Russia's import substitution program will cost at least 2.5 trillion rubles ($50 billion), news agency RIA Novosti reported Wednesday, citing Industry and Trade Minister Denis Manturov.

The government does not plan on funding the program entirely, however, and hopes to work with companies to help both fund and develop import substitution projects.

"The state should also attract companies, stimulating demand for import substitution domestic products through regulatory measures and government procurement," RIA Novosti quoted Manturov as saying.    

Russia's government first discussed import substitution plans last year amid worsening ties with the West over the Ukraine crisis and a steep rise in the price of foreign goods as the ruble sank against international currencies.

According to Manturov, approved import substitution programs will be funded through government agencies responsible for the relevant industries and the Industry Development Fund, established last year by the Industry and Trade Ministry.

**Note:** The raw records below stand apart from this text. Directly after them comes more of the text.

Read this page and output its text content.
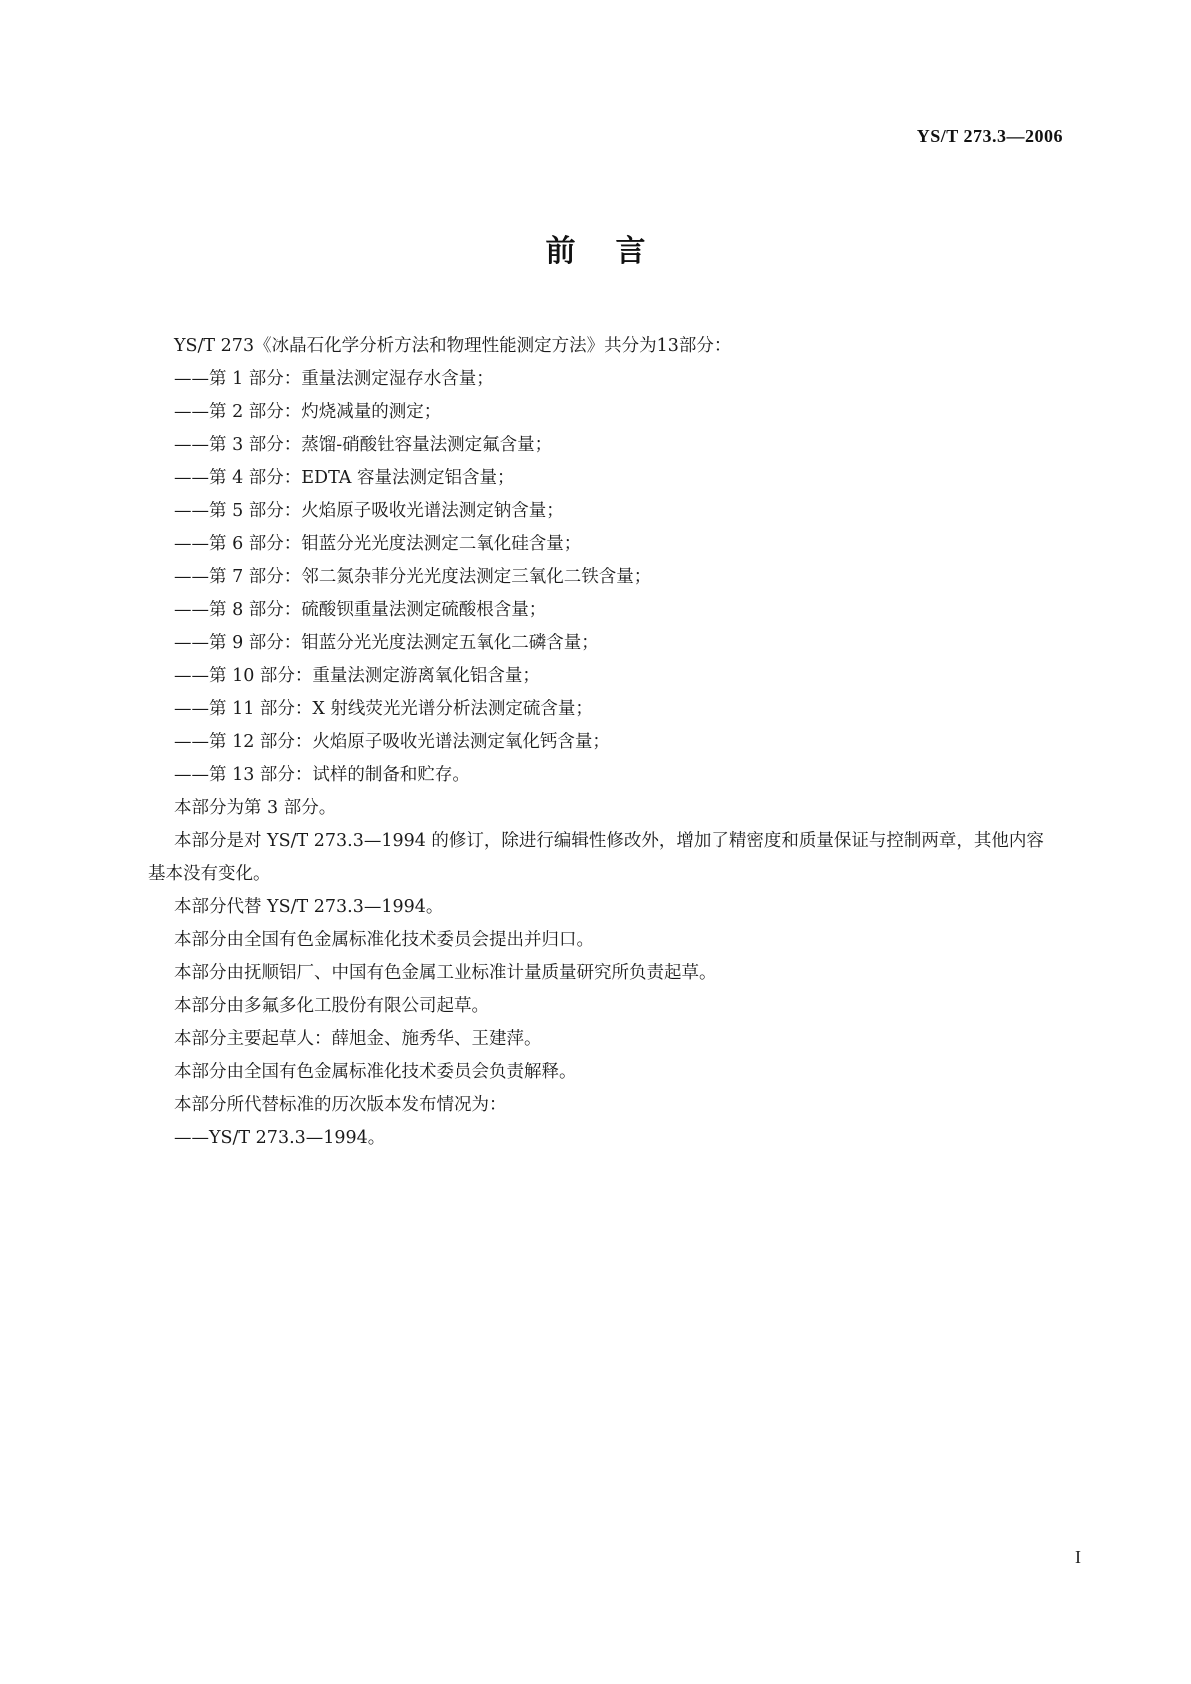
YS/T 273.3—2006
前言

YS/T 273《冰晶石化学分析方法和物理性能测定方法》共分为13部分：

——第 1 部分：重量法测定湿存水含量；

——第 2 部分：灼烧减量的测定；

——第 3 部分：蒸馏-硝酸钍容量法测定氟含量；

——第 4 部分：EDTA 容量法测定铝含量；

——第 5 部分：火焰原子吸收光谱法测定钠含量；

——第 6 部分：钼蓝分光光度法测定二氧化硅含量；

——第 7 部分：邻二氮杂菲分光光度法测定三氧化二铁含量；

——第 8 部分：硫酸钡重量法测定硫酸根含量；

——第 9 部分：钼蓝分光光度法测定五氧化二磷含量；

——第 10 部分：重量法测定游离氧化铝含量；

——第 11 部分：X 射线荧光光谱分析法测定硫含量；

——第 12 部分：火焰原子吸收光谱法测定氧化钙含量；

——第 13 部分：试样的制备和贮存。

本部分为第 3 部分。

本部分是对 YS/T 273.3—1994 的修订，除进行编辑性修改外，增加了精密度和质量保证与控制两章，其他内容基本没有变化。

本部分代替 YS/T 273.3—1994。

本部分由全国有色金属标准化技术委员会提出并归口。

本部分由抚顺铝厂、中国有色金属工业标准计量质量研究所负责起草。

本部分由多氟多化工股份有限公司起草。

本部分主要起草人：薛旭金、施秀华、王建萍。

本部分由全国有色金属标准化技术委员会负责解释。

本部分所代替标准的历次版本发布情况为：

——YS/T 273.3—1994。

I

So far the fund has allotted 2.2 billion rubles ($44 million) for projects in six regions. In total the fund has received over 800 applications, requesting more than 280 billion rubles ($5.6 billion),  Manturov said.

Manturov added that the government would prioritize projects in pharmaceutical manufacturing for cancer, HIV, and tuberculosis treatment drugs, domestic diesel engine production, and tank production for chemical and petrochemical liquids.